First you study, then you decide

Marcom plans are the confluence of substantial research and shrewd decision-making. Build effectiveness by thoroughly understanding your:

* Target audience profiles Who are your existing and potential customers? What is the best way to communicate with them?
* Buying, selling, and communications processes How do your customers prefer to buy? How are you set up to sell? What communications best facilitate buying and selling?

Armed with a solid understanding of the terrain, you then need to make a number of decisions:

* Objectives What do you want to happen as a result of your marcom activities? What customer behaviors do you hope to inspire?
* Messages What do you want customers to know?
* Vehicles Which communication vehicles best convey your messages?
* Budget and schedule How much do these vehicles cost to develop? What is your budget? When should the vehicles be released?

You also need to decide the scope of the plan. Marcom plans can be focused at the product level, the product line level, or the company level (for example, company or brand image) — or any combination of the three. The higher the focus, the less specific the elements of the plan. See the following table for more detail.

Focus of the marcom plan
Target audience profiling

Know your customer applies to virtually every marketing activity, and it's doubly true for marcom planning. First, learn about your target audience's specific demographics and psychographics, and then take the time to understand:

* How customers prefer to receive information about your type of offerings.
* How customers use this information during the buying process.

Buying, selling, and communications processes

The primary role of marketing communications is to maximize sales by aligning your selling process with your customer's buying process.

* Your customer's buying process is the steps that they follow when making a purchase.
* Your selling process is the steps that your sales force goes through when making a sale.
* Your communication process creates the customer mindset that you are trying to achieve during each stage of the buying and selling processes.
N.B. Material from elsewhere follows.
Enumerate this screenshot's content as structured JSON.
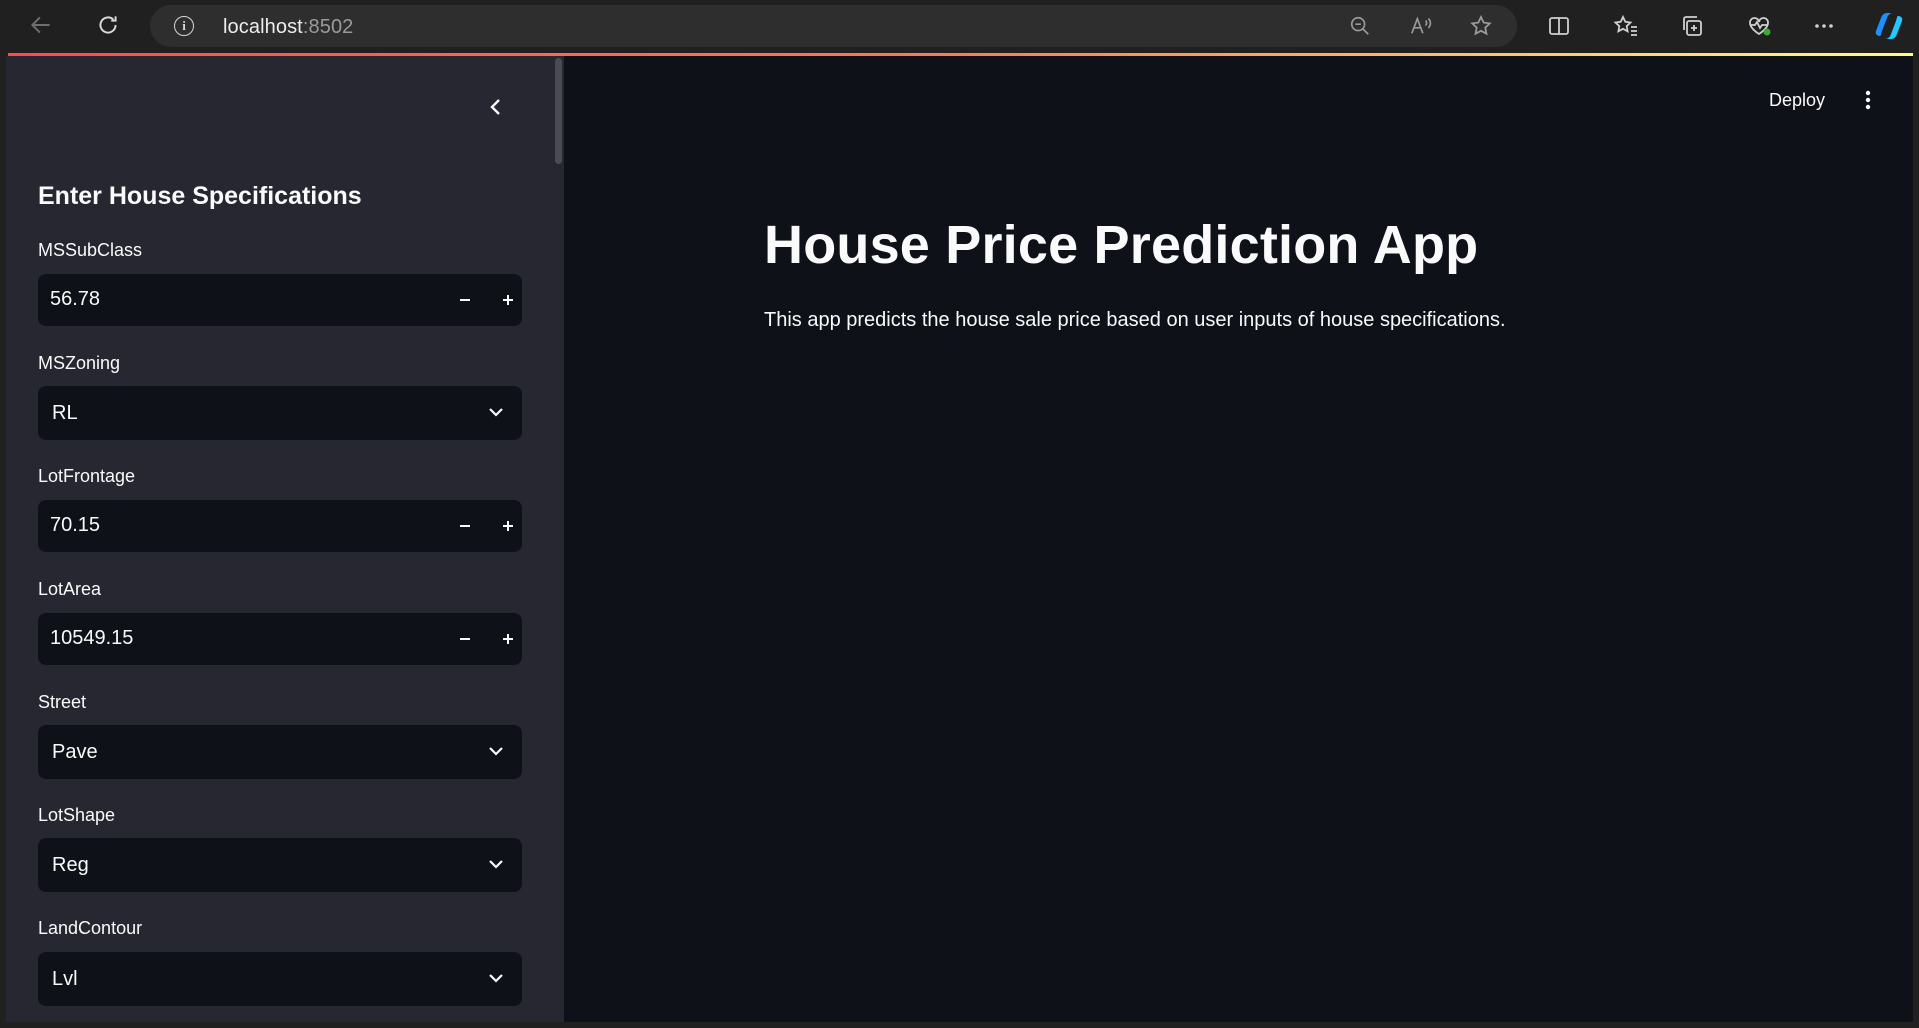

Effective marketing communication begins with a thorough understanding of these processes. The following chart maps the communication process to typical buying and selling processes.

Process stages

To move a customer from identifying a need to making a purchase, your communications must first make them aware of your offering, then build credibility, and so on. Identifying and understanding the different stages of these processes makes it possible for you to more effectively craft marketing messages and select communications vehicles.
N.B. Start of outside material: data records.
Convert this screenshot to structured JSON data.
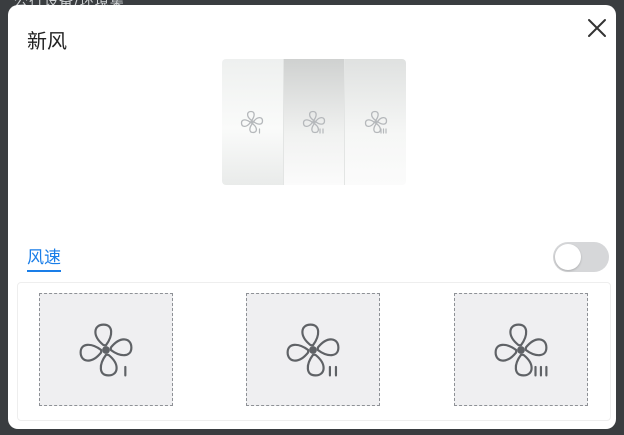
{
  "background": {
    "text": "公行设备/环境集"
  },
  "modal": {
    "title": "新风",
    "close_icon": "close-icon",
    "preview": {
      "panels": [
        {
          "icon": "fan-speed-1-icon",
          "level": "I"
        },
        {
          "icon": "fan-speed-2-icon",
          "level": "II"
        },
        {
          "icon": "fan-speed-3-icon",
          "level": "III"
        }
      ]
    },
    "fan_speed": {
      "label": "风速",
      "toggle_on": false,
      "accent_color": "#1a7ee8",
      "options": [
        {
          "icon": "fan-speed-1-icon",
          "level": "I"
        },
        {
          "icon": "fan-speed-2-icon",
          "level": "II"
        },
        {
          "icon": "fan-speed-3-icon",
          "level": "III"
        }
      ]
    }
  }
}
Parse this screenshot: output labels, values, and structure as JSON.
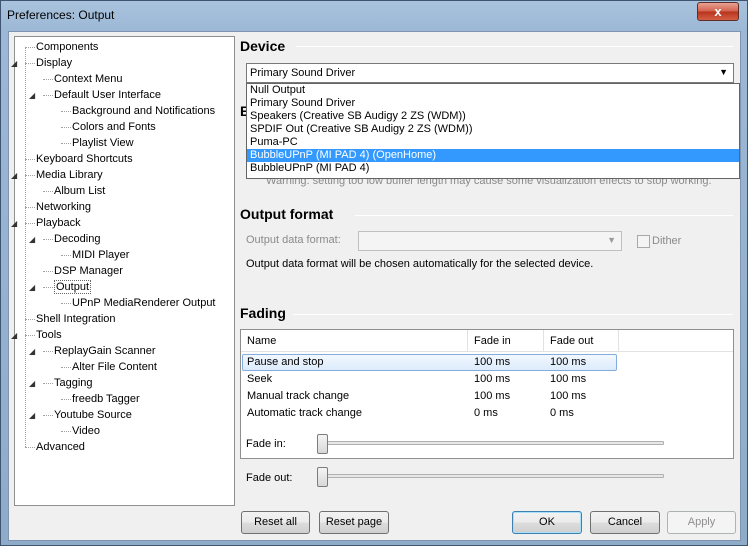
{
  "window": {
    "title": "Preferences: Output",
    "close_glyph": "x"
  },
  "tree": {
    "items": [
      {
        "label": "Components",
        "expander": ""
      },
      {
        "label": "Display",
        "expander": "◢"
      },
      {
        "label": "Context Menu",
        "expander": ""
      },
      {
        "label": "Default User Interface",
        "expander": "◢"
      },
      {
        "label": "Background and Notifications",
        "expander": ""
      },
      {
        "label": "Colors and Fonts",
        "expander": ""
      },
      {
        "label": "Playlist View",
        "expander": ""
      },
      {
        "label": "Keyboard Shortcuts",
        "expander": ""
      },
      {
        "label": "Media Library",
        "expander": "◢"
      },
      {
        "label": "Album List",
        "expander": ""
      },
      {
        "label": "Networking",
        "expander": ""
      },
      {
        "label": "Playback",
        "expander": "◢"
      },
      {
        "label": "Decoding",
        "expander": "◢"
      },
      {
        "label": "MIDI Player",
        "expander": ""
      },
      {
        "label": "DSP Manager",
        "expander": ""
      },
      {
        "label": "Output",
        "expander": "◢"
      },
      {
        "label": "UPnP MediaRenderer Output",
        "expander": ""
      },
      {
        "label": "Shell Integration",
        "expander": ""
      },
      {
        "label": "Tools",
        "expander": "◢"
      },
      {
        "label": "ReplayGain Scanner",
        "expander": "◢"
      },
      {
        "label": "Alter File Content",
        "expander": ""
      },
      {
        "label": "Tagging",
        "expander": "◢"
      },
      {
        "label": "freedb Tagger",
        "expander": ""
      },
      {
        "label": "Youtube Source",
        "expander": "◢"
      },
      {
        "label": "Video",
        "expander": ""
      },
      {
        "label": "Advanced",
        "expander": ""
      }
    ],
    "selected": "Output"
  },
  "device": {
    "heading": "Device",
    "selected": "Primary Sound Driver",
    "dropdown_arrow": "▼",
    "options": [
      "Null Output",
      "Primary Sound Driver",
      "Speakers (Creative SB Audigy 2 ZS (WDM))",
      "SPDIF Out (Creative SB Audigy 2 ZS (WDM))",
      "Puma-PC",
      "BubbleUPnP (MI PAD 4) (OpenHome)",
      "BubbleUPnP (MI PAD 4)"
    ],
    "highlighted_option": "BubbleUPnP (MI PAD 4) (OpenHome)",
    "hidden_heading_fragment": "B",
    "warning": "Warning: setting too low buffer length may cause some visualization effects to stop working."
  },
  "output_format": {
    "heading": "Output format",
    "data_format_label": "Output data format:",
    "data_format_value": "",
    "dither_label": "Dither",
    "dither_checked": false,
    "info": "Output data format will be chosen automatically for the selected device."
  },
  "fading": {
    "heading": "Fading",
    "columns": [
      "Name",
      "Fade in",
      "Fade out"
    ],
    "rows": [
      {
        "name": "Pause and stop",
        "fade_in": "100 ms",
        "fade_out": "100 ms"
      },
      {
        "name": "Seek",
        "fade_in": "100 ms",
        "fade_out": "100 ms"
      },
      {
        "name": "Manual track change",
        "fade_in": "100 ms",
        "fade_out": "100 ms"
      },
      {
        "name": "Automatic track change",
        "fade_in": "0 ms",
        "fade_out": "0 ms"
      }
    ],
    "selected_row": "Pause and stop",
    "fade_in_label": "Fade in:",
    "fade_out_label": "Fade out:",
    "fade_in_level": 0,
    "fade_out_level": 0
  },
  "buttons": {
    "reset_all": "Reset all",
    "reset_page": "Reset page",
    "ok": "OK",
    "cancel": "Cancel",
    "apply": "Apply"
  },
  "colors": {
    "highlight": "#3399ff",
    "selection_row": "#dcebfc",
    "window_frame": "#9cb8d6"
  }
}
Remember, these are typical processes. Different customers (governments, businesses, consumers) have different buying processes, and your selling process should vary depending on your business model.
Objectives

Marcom plans should build on your marketing strategy plan. However, many companies have no formal statement of high-level marketing strategy, so the marcom plan must cover more ground. This means creating a number of marcom objectives that specify what you want customers to do after experiencing your marketing communications. For example, should they visit your Web site? Call your salesperson? Consider you a top provider in your industry?

It's also important to decide how you measure success. The more quantifiable the metrics — a 10% increase in market share or the generation of 100 new leads — the better.
Messaging

Marketing messages are touchstones that focus and unify your marketing vehicles. Remember, marketing messages:

* About individual products can focus on specific features and benefits.
* About a product line are typically limited to highlighting similarities, differences, and relative positioning among products.
* About your company image typically address overall branding.
* Must be consistent and compatible with each other and your company branding.
* Must reflect the stage of the communications process that you are addressing. Creating awareness requires different messages than creating preference.

Vehicle selection

Your choice of communication vehicle depends primarily on which stage of the communication process you want to influence.
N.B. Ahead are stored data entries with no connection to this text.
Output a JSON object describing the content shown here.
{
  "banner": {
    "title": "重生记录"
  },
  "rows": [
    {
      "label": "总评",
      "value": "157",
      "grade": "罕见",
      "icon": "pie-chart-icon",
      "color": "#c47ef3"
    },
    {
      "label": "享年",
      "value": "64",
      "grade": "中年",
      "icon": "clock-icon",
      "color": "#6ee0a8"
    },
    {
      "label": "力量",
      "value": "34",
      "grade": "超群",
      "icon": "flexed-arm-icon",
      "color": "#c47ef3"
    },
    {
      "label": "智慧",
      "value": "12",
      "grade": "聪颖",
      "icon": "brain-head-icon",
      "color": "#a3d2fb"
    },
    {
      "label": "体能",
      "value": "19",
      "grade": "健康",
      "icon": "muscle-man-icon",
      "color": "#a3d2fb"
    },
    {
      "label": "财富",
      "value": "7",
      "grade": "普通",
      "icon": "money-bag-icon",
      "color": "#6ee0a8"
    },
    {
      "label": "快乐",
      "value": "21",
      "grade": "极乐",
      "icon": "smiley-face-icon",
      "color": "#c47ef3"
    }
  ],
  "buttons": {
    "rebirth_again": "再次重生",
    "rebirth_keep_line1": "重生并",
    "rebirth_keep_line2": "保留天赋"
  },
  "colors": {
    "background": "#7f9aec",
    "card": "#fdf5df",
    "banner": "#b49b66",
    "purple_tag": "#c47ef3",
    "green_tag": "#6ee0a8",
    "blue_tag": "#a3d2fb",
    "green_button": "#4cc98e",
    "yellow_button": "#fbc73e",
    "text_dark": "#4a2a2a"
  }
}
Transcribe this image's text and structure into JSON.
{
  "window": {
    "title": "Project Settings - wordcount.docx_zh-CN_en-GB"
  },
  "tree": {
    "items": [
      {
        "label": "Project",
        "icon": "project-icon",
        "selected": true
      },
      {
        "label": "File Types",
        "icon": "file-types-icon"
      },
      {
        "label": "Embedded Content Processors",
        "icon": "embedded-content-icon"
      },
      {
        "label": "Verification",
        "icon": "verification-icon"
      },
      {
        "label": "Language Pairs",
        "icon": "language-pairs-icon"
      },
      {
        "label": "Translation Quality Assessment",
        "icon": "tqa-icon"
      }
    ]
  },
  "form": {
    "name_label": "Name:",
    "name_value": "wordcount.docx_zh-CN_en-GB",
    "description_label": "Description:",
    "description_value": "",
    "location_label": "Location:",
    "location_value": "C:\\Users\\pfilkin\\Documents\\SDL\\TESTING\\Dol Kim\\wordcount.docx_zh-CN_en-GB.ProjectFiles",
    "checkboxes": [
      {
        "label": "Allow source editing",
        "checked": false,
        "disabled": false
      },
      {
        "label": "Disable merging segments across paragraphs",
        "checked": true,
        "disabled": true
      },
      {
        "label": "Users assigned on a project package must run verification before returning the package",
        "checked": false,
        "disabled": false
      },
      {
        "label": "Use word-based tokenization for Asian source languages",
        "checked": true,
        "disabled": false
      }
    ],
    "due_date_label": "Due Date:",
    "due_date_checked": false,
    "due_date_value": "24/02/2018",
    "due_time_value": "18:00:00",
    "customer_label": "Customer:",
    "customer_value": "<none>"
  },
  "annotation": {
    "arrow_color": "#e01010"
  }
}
Communication process stages

Secondarily, the vehicles that you choose depend on the focus of your marcom plan.

Focus of the marcom plan, filled in

Vehicles can often address more than one stage in the communication process but typically have a specific strength within a certain stage.
Budget and schedule

After you've identified the appropriate mix of communication vehicles, determine the costs of your plan, compare them to your budget, and adjust accordingly. The final step is to create a tactical implementation calendar that outlines when each vehicle is released and who is responsible for getting it done.
Tips to the wise

Here are some final points to consider when you're preparing an effective marcom plan:

* Ideally, you should create a plan that addresses each step in the communication process. However, limited budgets typically require prioritization.
* It's often best to prioritize your weaker areas. For example, don't bother building awareness in a market in which yours is already the preferred product.
* As a general rule, focus on the first half of the communication process for your newer products, and on the second half for established products.